OpenAI’s latest video generation model, Sora, has attracted widespread attention for its powerful functions, but it also brings legal risks that cannot be ignored. Sora can generate high-quality videos based on text or pictures, and the video clips it generates even look like some well-known games, such as "Super Mario Bros.", "Call of Duty", etc. However, the source of Sora’s training data is not fully disclosed and may contain a large amount of copyrighted game content, which exposes it to potential copyright litigation.
OpenAI recently launched its video generation model Sora, but the model's training data may contain a lot of copyrighted game content, which has raised concerns about legal issues. Sora can generate a video of up to 20 seconds based on the user's text prompts or pictures, and supports a variety of formats and resolutions. At the time of launch, OpenAI mentioned that Sora's training data included Minecraft videos, sparking curiosity about other gaming content that might be used.
In real-world testing, Sora was able to generate videos that resembled several well-known games, including what looked like a Super Mario Bros. clone, a first-person shooter inspired by Call of Duty and Counter-Strike, and The style is similar to a clip from the 90s Teenage Mutant Ninja Turtles arcade fighting game. In addition, Sora also seems to have mastered the performance of Twitch live broadcasts, and is able to generate characters similar to popular streamers Auronplay and Pokimane.
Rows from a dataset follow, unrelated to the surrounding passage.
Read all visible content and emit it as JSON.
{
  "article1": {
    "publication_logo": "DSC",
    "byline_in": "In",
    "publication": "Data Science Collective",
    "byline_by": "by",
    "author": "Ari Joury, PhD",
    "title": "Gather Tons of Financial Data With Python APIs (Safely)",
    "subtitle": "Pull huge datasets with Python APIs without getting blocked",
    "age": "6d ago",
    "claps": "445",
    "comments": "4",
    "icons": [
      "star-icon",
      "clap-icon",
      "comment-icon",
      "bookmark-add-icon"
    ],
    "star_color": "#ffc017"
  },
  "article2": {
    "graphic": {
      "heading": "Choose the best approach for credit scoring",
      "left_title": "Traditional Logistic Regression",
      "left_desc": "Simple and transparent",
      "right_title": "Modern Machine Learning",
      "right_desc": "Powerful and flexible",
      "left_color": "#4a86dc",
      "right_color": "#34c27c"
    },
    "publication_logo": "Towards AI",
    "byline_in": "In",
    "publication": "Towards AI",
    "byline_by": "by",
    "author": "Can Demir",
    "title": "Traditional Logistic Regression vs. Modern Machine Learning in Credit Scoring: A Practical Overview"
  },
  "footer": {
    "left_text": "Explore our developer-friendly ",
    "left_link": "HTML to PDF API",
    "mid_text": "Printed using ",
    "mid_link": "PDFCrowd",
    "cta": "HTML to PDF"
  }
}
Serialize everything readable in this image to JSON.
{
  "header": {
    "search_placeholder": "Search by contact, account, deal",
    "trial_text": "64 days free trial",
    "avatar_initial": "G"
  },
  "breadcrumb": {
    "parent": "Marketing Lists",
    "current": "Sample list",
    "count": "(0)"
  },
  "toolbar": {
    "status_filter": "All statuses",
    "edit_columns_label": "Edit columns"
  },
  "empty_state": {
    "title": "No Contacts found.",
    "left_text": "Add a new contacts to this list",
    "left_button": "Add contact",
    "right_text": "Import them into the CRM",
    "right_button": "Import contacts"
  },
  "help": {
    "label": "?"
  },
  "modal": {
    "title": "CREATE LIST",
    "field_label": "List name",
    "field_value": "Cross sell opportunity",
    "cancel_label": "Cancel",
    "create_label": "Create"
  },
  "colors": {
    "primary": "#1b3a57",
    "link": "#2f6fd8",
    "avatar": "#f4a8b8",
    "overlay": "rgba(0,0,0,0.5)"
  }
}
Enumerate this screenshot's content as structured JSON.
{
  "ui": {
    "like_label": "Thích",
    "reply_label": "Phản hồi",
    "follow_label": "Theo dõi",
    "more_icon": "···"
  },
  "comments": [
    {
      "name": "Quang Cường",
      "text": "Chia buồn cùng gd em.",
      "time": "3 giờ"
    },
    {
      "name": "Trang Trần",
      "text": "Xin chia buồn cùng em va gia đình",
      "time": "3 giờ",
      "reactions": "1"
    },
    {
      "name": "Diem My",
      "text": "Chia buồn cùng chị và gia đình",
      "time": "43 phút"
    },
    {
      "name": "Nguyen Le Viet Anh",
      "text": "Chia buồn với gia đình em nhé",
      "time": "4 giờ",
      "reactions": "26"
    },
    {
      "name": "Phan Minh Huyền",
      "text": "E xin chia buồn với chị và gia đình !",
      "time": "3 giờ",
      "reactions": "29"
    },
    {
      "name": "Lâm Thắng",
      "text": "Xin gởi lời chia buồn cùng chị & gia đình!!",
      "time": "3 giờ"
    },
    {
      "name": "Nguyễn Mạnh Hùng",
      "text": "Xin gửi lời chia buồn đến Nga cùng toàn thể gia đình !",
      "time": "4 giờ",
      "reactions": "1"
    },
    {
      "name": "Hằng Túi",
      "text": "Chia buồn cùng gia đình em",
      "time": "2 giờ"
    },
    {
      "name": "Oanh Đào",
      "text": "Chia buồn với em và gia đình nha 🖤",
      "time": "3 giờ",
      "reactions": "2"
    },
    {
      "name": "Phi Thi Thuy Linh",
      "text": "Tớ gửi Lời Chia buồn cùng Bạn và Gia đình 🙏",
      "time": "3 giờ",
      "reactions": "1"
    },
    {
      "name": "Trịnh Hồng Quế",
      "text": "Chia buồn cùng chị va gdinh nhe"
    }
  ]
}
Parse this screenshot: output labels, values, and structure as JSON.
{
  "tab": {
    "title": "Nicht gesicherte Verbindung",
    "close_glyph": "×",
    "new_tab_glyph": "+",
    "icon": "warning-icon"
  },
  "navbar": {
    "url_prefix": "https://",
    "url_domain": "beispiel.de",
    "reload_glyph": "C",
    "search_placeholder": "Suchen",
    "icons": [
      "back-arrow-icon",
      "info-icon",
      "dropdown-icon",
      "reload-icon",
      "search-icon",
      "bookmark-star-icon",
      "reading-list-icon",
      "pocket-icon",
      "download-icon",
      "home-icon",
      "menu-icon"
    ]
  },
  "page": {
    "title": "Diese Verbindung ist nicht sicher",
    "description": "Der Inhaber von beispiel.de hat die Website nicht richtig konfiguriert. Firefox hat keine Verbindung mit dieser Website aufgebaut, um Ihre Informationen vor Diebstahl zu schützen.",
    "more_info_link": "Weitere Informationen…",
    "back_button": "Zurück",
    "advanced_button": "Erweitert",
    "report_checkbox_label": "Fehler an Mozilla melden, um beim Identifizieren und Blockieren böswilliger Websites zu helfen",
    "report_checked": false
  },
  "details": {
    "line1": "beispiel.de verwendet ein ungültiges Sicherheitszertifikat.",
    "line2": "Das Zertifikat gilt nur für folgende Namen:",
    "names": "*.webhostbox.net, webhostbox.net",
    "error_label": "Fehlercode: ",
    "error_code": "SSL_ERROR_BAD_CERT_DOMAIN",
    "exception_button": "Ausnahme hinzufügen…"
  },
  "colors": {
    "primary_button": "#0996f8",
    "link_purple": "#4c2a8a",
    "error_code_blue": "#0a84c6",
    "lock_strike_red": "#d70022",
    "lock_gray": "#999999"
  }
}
However, OpenAI did not detail the data sources used by Sora. While OpenAI says it uses "publicly available" data and obtains licensed data from stock media libraries like Shutterstock, that doesn't eliminate legal risks. Intellectual property lawyer Joshua Weigensberg pointed out that if Sora's training data does contain live video of the game, then this is likely to involve the copying of copyrighted material.
The characteristics of AI generative models such as Sora are based on probabilistic learning, identifying patterns through large amounts of data. However, this can also lead to the generation of output that approximates the training data, causing dissatisfaction among creators, and an increasing number of people are seeking solutions through legal means.
Dealing with game content is particularly complex because video playback involves not only the copyright of the game developer, but also potentially unique videos produced by players. If the court finds that copyright has been infringed when training an AI model, developers will face more legal risks.
Although AI companies may prevail in some legal disputes, this does not mean that users of these models are completely exempt from liability. The generated content may involve multiple legal areas such as copyright, trademark rights, and portrait rights. Therefore, developers must exercise extreme caution when training AI models.
The emergence of Sora demonstrates the rapid development of AI video generation technology, but its copyright issues also sound a warning for the development of AI technology. In the future, the training and use of AI models need to pay more attention to intellectual property protection and balance innovation and legal compliance.